2. La justification des crédits

Les crédits du programme sont répartis selon huit actions thématiques sur la base de subventions pour charge de service public.

Le tableau ci-dessous retrace le montant total des subventions attribuées à chaque organisme dans le cadre du présent programme.

Subventions attribuées aux opérateurs du programme

(en million d'euros)

Opérateur

Montant de la subvention financée sur le programme 187 - PLF 2009

Dotation 2008

Evolution 2008/2009 à structure constante

(en %)

Evolution

2008/2009 à structure constante corrigée de la modification du taux de pension

INRA

637,1

634

4,9

0,7

CEMAGREF

53,3

52,7

6,2

0,6

IRD

199,3

196,1

3,3

0,5

CIRAD

128,9

130,9

0,4

0,4

IFREMER

146,9

146,6

0,2

0,2

BRGM

56,5

56,5

0

0

Source : calculs commission des finances du Sénat, d'après le projet de loi de finances pour 2009, annexe « Recherche et enseignement supérieur »

Les évolutions apparemment contrastées s'expliquent selon l'application ou non à l'établissement du nouveau relèvement du taux de cotisation aux pensions civiles et de l'allocation temporaire d'invalidité (60,76 % au global).
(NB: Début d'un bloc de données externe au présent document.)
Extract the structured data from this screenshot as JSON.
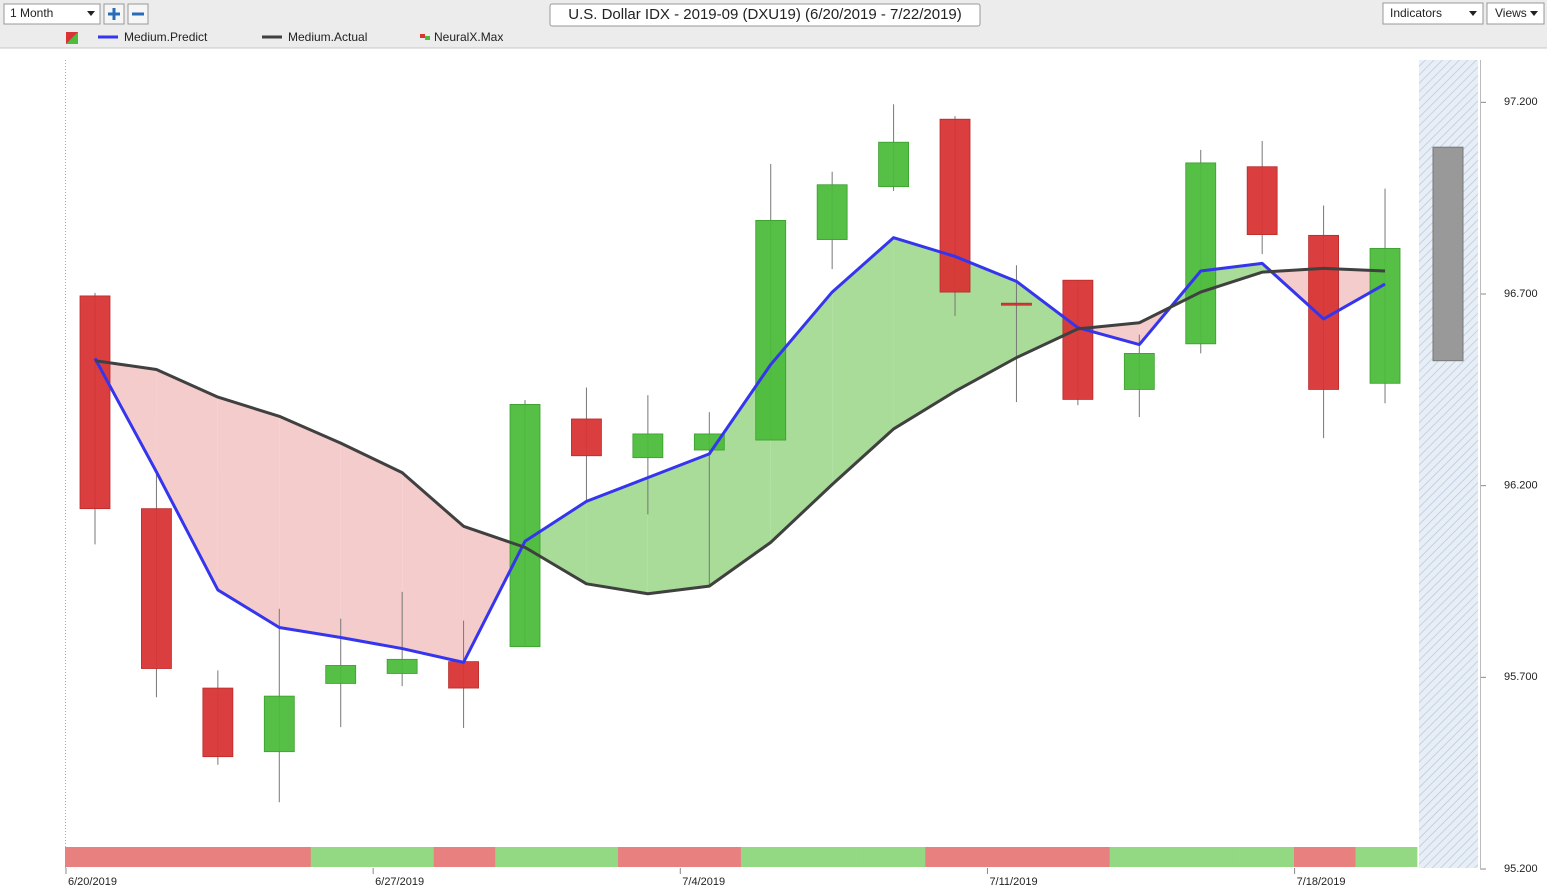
{
  "header": {
    "period": "1 Month",
    "indicators": "Indicators",
    "views": "Views"
  },
  "chart_data": {
    "type": "candlestick",
    "title": "U.S. Dollar IDX - 2019-09 (DXU19) (6/20/2019 - 7/22/2019)",
    "categories": [
      "6/20/2019",
      null,
      null,
      null,
      null,
      "6/27/2019",
      null,
      null,
      null,
      null,
      "7/4/2019",
      null,
      null,
      null,
      null,
      "7/11/2019",
      null,
      null,
      null,
      null,
      "7/18/2019",
      null
    ],
    "candles": {
      "open": [
        96.695,
        96.14,
        95.672,
        95.506,
        95.684,
        95.71,
        95.741,
        95.78,
        96.374,
        96.273,
        96.293,
        96.319,
        96.842,
        96.98,
        97.156,
        96.676,
        96.736,
        96.451,
        96.57,
        97.032,
        96.853,
        96.467
      ],
      "high": [
        96.703,
        96.24,
        95.718,
        95.879,
        95.853,
        95.923,
        95.848,
        96.423,
        96.456,
        96.436,
        96.392,
        97.039,
        97.019,
        97.195,
        97.164,
        96.775,
        96.736,
        96.594,
        97.076,
        97.099,
        96.931,
        96.975
      ],
      "low": [
        96.047,
        95.648,
        95.472,
        95.374,
        95.57,
        95.677,
        95.568,
        95.78,
        96.159,
        96.125,
        95.938,
        96.319,
        96.765,
        96.969,
        96.643,
        96.418,
        96.41,
        96.379,
        96.545,
        96.804,
        96.324,
        96.415
      ],
      "close": [
        96.14,
        95.723,
        95.493,
        95.651,
        95.731,
        95.747,
        95.672,
        96.412,
        96.278,
        96.335,
        96.335,
        96.892,
        96.985,
        97.096,
        96.705,
        96.672,
        96.425,
        96.545,
        97.042,
        96.855,
        96.451,
        96.819
      ],
      "up_color": "#4cbc3c",
      "down_color": "#d83434"
    },
    "series": [
      {
        "name": "Medium.Predict",
        "color": "#3535ee",
        "values": [
          96.532,
          96.236,
          95.928,
          95.83,
          95.804,
          95.775,
          95.739,
          96.055,
          96.159,
          96.221,
          96.283,
          96.516,
          96.705,
          96.847,
          96.798,
          96.733,
          96.612,
          96.568,
          96.76,
          96.78,
          96.635,
          96.726
        ]
      },
      {
        "name": "Medium.Actual",
        "color": "#404040",
        "values": [
          96.526,
          96.503,
          96.431,
          96.381,
          96.311,
          96.234,
          96.094,
          96.039,
          95.944,
          95.918,
          95.938,
          96.052,
          96.203,
          96.348,
          96.446,
          96.534,
          96.609,
          96.625,
          96.705,
          96.757,
          96.767,
          96.76
        ]
      },
      {
        "name": "NeuralX.Max",
        "colors": [
          "#e88080",
          "#e88080",
          "#e88080",
          "#e88080",
          "#93d882",
          "#93d882",
          "#e88080",
          "#93d882",
          "#93d882",
          "#e88080",
          "#e88080",
          "#93d882",
          "#93d882",
          "#93d882",
          "#e88080",
          "#e88080",
          "#e88080",
          "#93d882",
          "#93d882",
          "#93d882",
          "#e88080",
          "#93d882"
        ]
      }
    ],
    "fill_up_color": "#a8dc98",
    "fill_down_color": "#f5cccc",
    "projection_range": [
      96.526,
      97.083
    ],
    "ylim": [
      95.2,
      97.3
    ],
    "yticks": [
      {
        "value": 95.2,
        "label": "95.200"
      },
      {
        "value": 95.7,
        "label": "95.700"
      },
      {
        "value": 96.2,
        "label": "96.200"
      },
      {
        "value": 96.7,
        "label": "96.700"
      },
      {
        "value": 97.2,
        "label": "97.200"
      }
    ]
  }
}
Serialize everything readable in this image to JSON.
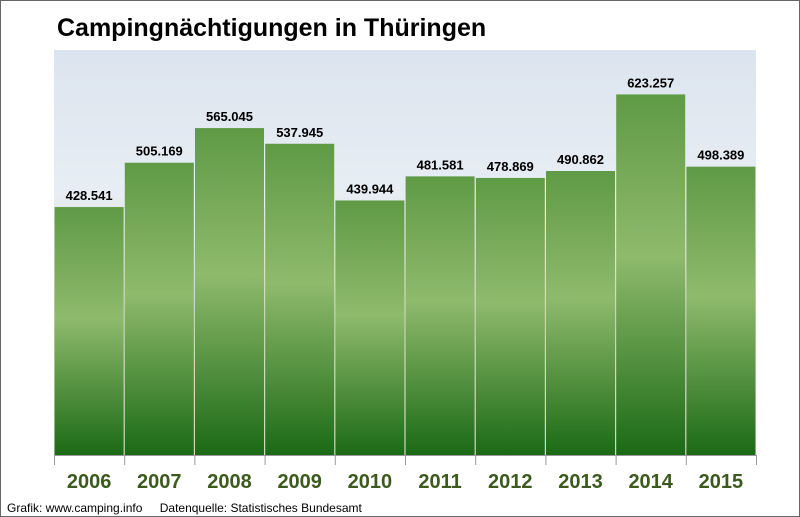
{
  "chart_data": {
    "type": "bar",
    "title": "Campingnächtigungen in Thüringen",
    "categories": [
      "2006",
      "2007",
      "2008",
      "2009",
      "2010",
      "2011",
      "2012",
      "2013",
      "2014",
      "2015"
    ],
    "values": [
      428541,
      505169,
      565045,
      537945,
      439944,
      481581,
      478869,
      490862,
      623257,
      498389
    ],
    "labels": [
      "428.541",
      "505.169",
      "565.045",
      "537.945",
      "439.944",
      "481.581",
      "478.869",
      "490.862",
      "623.257",
      "498.389"
    ],
    "xlabel": "",
    "ylabel": "",
    "ylim": [
      0,
      700000
    ],
    "grid": false,
    "legend": "none",
    "colors": {
      "bar_top": "#6aa04e",
      "bar_mid": "#8cb86a",
      "bar_bottom": "#1e6b17",
      "tick_label": "#3d5a1e"
    }
  },
  "footer": {
    "credit": "Grafik: www.camping.info",
    "source": "Datenquelle:  Statistisches Bundesamt"
  }
}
Seuls les EPST sont soumis à cette augmentation (INRA, CEMAGREF, IRD), les établissements publics industriels et commerciaux (EPIC) employant des agents de droit privé.

3. Les principales observations de votre rapporteur spécial

a) Un faible impact du Grenelle de l'environnement

Curieusement, au vu des thématiques traitées, ce programme bénéficie relativement peu de l'effort annoncé dans le cadre du Grenelle de l'environnement, ce qu'illustre l'évolution des crédits des opérateurs à structure constante retraitée des modifications de taux de cotisations de retraite.

Le projet annuel de performances se borne à annoncer la mobilisation, à ce titre, de 3 millions d'euros dans le cadre du programme 187. Il s'agira d'obtenir des précisions du gouvernement sur ce point en séance publique.

b) La contractualisation des établissements : vers des contrats d'objectifs et de moyens ?

Votre rapporteur spécial, s'appuyant sur un rapport de l'inspection générale de l'enseignement supérieur et de la recherche (IGAENR) sur la contractualisation des établissements de recherche, a déjà souligné la nécessité pour l'Etat de conclure de véritables contrats d'objectifs et de moyens avec les opérateurs de ce programme.

En effet, l'absence d'engagements financiers au sein des contrats quadriennaux de l'INRA, de l'IFREMER et de l'IRD est de nature à minimiser l'intérêt et le crédit portés à ces documents, notamment quant aux engagements pris par l'Etat.

La logique de programmation pluriannuelle des finances publiques devrait pousser à une telle évolution.

Synthèse des principales observations de votre rapporteur spécial

- La forte augmentation « brute » de la dotation financière des principaux opérateurs de ce programme ayant le statut d'EPST doit être tempérée par l'augmentation du taux de cotisation de retraite de leurs salariés.

La mise en oeuvre du volet recherche du Grenelle de l'environnement n'a que très peu affecté l'évolution des crédits du programme, comme l'illustre l'évolution des crédits des opérateurs à structure constante retraitée des modifications de taux de cotisations de retraite.

- L'évolution des contrats de différents opérateurs vers des contrats d'objectifs et de moyens devrait être envisagée.